If that doesn't resolve it, check the settings on the Monitoring tab of the FahMon Preferences.

Re: Project: 3062 (Run 1, Clone 37, Gen 36) Bad?

Posted: Fri Apr 25, 2008 5:15 am
by 7im
MDCRL wrote: This is what the script looks like: are the parts in red correct or typo's?
Not typo's no, bug, yes. Jumbled text in the log is one of the Known Bugs.

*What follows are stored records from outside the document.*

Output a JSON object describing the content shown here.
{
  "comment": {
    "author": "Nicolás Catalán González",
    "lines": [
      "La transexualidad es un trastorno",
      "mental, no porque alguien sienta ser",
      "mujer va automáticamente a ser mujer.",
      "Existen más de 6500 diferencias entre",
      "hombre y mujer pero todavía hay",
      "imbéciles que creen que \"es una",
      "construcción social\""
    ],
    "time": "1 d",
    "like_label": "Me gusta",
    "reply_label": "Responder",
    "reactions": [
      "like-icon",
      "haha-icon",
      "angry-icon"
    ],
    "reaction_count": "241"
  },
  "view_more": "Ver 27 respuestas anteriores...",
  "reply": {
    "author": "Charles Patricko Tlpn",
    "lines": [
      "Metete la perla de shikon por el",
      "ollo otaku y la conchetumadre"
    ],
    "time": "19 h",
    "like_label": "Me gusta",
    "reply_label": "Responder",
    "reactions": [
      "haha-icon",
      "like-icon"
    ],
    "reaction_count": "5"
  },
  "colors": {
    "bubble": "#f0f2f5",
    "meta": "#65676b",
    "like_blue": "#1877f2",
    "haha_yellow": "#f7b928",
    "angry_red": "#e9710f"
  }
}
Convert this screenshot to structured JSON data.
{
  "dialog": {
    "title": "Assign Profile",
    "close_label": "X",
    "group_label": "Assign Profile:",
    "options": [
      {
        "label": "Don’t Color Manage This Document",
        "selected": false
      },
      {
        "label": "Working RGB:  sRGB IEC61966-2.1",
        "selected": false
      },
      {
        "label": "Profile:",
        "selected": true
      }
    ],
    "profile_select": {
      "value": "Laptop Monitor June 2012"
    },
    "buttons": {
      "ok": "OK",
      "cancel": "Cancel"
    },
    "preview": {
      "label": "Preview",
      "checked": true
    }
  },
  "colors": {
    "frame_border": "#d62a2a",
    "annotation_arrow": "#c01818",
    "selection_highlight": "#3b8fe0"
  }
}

The list of bugs is in a Sticky Post at the top of the Windows SMP section of the forum.

Re: Project: 3062 (Run 1, Clone 37, Gen 36) Bad?

Posted: Mon Apr 28, 2008 6:23 pm
by MDCRL
Thanks 7im...

That was the issue - local time buggered for some reason.... All better now :mrgreen:

I usually do run client w/ ignore local time..... now I know why that is suggested

- & once again.....
We appreciate all the time spent helping to chase down petty gremlins,
despite all the larger issues already taking up much of your time Image

Have a great week and continued good luck with all those other gremlins you all are working on.